The announcement comes after a difficult year, which saw the company hit by high raw material prices, slow sales and the impacts of hurricane Katrina.
McCormick is to close its manufacturing facility in Salinas, California by the end of the year, slashing 400 jobs as it transfers the plant's manufacturing activities to operations in Hunt Valley, Maryland, Dallas, Texas and London, Canada.
The company also said its restructuring plans include the closure of its condiment manufacturing plant in Hunt Valley by the end of the year. Production will be moved to the company's existing facility in South Bend, Indiana.
In a statement issued last week, McCormick said its fourth quarter results, due to be published on January 25, will be impacted by the two intended closures.
The company, which manufactures and markets spices and flavors both to the food industry and to consumers, in September reported a one percent fall in sales for its industrial business, down to $307 million compared to last year's figure of $310 million.
However, overall sales were boosted by a good performance from the company's consumer business, where sales rose 4 percent to $315 million compared to $303 million last year.
"During 2005, the Company has been challenged by a high cost inventory of vanilla beans, weakness in industrial sales, an accounting adjustment and the effects of hurricane Katrina. Together, these factors have interrupted a period of strong sales and profit growth that began in 1999," the company's president and chief executive officer Robert Lawless had said at the time.
"As announced early in September, a review of our industrial business is underway as well as certain actions to improve the efficiency of our entire supply chain. With these actions, we are confident that long term, our sales growth, margin improvement and strong cash flow will once again lead to excellent financial results," he had added.

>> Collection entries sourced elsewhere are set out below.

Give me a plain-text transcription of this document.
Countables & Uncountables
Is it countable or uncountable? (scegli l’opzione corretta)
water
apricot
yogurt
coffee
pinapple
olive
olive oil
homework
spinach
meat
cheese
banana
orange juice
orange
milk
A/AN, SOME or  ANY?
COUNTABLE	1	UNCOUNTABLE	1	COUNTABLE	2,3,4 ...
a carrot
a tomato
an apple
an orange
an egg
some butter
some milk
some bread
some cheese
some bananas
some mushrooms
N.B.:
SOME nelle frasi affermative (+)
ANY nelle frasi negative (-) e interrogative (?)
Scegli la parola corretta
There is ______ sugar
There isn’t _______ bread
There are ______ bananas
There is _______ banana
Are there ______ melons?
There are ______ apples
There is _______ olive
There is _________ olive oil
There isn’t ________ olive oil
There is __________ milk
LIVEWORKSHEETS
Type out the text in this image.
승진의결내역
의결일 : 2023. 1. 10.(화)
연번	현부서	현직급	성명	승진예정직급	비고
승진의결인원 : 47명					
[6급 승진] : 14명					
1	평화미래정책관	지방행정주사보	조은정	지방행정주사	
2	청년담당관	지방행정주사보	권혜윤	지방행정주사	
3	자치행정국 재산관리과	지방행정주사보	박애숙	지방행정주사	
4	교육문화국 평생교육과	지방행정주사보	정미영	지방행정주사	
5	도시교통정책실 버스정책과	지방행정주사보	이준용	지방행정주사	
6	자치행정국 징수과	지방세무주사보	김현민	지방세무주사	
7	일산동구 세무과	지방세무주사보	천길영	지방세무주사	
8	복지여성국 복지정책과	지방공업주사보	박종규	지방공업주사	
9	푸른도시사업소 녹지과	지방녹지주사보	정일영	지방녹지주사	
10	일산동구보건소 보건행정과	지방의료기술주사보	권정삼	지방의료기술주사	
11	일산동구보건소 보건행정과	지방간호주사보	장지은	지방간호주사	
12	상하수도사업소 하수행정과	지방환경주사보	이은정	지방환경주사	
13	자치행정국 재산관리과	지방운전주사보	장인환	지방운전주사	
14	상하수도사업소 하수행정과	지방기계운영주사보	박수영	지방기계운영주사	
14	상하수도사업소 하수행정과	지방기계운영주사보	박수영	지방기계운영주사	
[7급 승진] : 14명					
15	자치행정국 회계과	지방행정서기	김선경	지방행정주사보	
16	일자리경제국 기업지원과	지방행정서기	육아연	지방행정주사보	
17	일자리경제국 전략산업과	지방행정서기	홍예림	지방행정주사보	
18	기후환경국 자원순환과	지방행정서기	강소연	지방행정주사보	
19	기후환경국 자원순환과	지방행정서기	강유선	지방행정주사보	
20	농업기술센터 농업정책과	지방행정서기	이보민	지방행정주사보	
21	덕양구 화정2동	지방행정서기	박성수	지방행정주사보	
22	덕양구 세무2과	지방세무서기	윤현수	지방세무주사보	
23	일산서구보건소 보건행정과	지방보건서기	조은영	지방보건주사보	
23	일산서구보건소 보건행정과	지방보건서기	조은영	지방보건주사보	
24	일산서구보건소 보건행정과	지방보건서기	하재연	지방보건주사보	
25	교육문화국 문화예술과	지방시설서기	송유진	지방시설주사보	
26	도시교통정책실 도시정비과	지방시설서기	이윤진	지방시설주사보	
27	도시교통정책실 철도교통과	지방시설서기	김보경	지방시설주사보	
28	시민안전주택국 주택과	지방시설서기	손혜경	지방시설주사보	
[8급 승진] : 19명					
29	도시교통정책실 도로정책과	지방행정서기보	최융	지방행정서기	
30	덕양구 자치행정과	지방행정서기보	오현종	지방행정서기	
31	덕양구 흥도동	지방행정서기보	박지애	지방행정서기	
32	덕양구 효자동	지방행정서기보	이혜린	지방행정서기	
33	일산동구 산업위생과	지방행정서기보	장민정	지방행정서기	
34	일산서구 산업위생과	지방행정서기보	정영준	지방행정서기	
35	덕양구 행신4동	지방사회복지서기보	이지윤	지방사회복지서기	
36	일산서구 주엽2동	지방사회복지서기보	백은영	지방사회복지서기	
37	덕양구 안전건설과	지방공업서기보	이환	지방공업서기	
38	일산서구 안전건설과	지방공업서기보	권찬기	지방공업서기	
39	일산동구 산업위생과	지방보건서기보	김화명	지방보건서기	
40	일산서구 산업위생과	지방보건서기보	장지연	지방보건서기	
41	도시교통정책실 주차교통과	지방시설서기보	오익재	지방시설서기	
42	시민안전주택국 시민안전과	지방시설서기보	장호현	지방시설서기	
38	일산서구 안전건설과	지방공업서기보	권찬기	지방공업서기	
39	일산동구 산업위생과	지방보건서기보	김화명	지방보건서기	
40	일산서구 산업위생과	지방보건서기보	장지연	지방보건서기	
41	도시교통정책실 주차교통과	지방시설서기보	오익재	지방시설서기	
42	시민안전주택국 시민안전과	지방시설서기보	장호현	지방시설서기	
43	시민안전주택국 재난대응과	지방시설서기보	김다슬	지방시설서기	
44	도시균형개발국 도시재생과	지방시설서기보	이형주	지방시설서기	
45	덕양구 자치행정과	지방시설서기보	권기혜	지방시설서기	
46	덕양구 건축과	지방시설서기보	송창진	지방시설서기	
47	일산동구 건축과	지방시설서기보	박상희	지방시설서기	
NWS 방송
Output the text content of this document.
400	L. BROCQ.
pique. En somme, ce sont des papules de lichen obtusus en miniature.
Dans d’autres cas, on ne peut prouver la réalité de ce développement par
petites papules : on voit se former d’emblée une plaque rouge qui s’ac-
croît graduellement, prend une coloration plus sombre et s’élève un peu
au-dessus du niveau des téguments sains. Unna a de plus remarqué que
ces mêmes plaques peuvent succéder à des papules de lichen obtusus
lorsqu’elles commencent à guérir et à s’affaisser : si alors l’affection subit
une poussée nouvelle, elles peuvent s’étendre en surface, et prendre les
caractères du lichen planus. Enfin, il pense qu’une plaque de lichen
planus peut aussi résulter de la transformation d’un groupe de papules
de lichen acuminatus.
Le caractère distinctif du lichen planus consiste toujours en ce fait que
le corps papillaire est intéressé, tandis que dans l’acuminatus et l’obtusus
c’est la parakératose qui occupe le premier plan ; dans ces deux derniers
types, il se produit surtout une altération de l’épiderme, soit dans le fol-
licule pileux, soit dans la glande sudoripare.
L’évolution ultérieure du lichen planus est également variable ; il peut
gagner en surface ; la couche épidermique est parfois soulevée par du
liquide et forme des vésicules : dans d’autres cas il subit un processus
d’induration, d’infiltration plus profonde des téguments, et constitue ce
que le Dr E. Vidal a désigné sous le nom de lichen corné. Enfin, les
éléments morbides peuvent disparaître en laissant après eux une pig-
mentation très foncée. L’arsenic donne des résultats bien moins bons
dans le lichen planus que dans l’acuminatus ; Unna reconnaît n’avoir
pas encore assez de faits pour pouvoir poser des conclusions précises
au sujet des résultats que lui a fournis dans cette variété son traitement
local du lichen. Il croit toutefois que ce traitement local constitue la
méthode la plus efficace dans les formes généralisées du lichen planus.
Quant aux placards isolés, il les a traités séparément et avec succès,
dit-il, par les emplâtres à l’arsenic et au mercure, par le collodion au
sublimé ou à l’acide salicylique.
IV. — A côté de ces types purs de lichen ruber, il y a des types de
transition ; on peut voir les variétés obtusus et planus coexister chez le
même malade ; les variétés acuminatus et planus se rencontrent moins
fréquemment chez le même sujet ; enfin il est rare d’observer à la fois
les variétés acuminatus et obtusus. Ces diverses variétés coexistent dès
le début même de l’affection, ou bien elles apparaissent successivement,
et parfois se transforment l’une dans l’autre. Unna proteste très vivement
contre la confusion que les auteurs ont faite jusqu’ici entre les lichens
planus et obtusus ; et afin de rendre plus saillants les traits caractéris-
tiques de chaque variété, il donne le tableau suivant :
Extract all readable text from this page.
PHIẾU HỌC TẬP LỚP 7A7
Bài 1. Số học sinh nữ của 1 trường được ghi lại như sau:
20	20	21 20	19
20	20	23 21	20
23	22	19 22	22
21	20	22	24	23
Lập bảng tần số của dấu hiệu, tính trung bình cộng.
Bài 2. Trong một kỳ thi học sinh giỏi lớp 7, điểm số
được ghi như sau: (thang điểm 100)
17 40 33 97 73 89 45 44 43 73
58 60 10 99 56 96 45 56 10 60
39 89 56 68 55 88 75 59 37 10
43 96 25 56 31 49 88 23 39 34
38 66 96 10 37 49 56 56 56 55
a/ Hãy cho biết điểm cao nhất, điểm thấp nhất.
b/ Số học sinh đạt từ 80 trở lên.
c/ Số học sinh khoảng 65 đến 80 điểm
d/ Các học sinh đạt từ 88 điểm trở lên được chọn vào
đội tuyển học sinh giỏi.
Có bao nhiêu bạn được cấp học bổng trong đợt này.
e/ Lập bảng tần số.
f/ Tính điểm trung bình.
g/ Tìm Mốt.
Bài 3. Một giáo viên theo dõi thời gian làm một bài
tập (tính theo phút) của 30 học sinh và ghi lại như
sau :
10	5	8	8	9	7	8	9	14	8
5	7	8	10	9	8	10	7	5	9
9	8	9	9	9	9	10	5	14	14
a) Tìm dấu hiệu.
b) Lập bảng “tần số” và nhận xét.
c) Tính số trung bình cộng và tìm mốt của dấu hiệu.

In February last year, McCormick's director of public relations Laurie Harrsen commented that "as Americans' interest in international flavors and bold tastes grows, so does their desire for herbs, spices and seasonings."
"In fact, spice consumption has doubled during the past 20 years, to more than one billion pounds in 2003, and we project that figure will continue to increase," she added.
And consumer demand for ethnic foods, driven by globalization, travel and more adventurous taste buds, is stimulating the food industry to design food products that target this growing market.
However, according to the database company Productscan, the number of spice, extract and seasoning food products launched in the US and Canada since 1999 has been fairly static. The figure was at 629 products in 1999, down to 518 the following year, before climbing steadily to reach 697 items in 2003. The figure for 2004 dipped slightly to 610.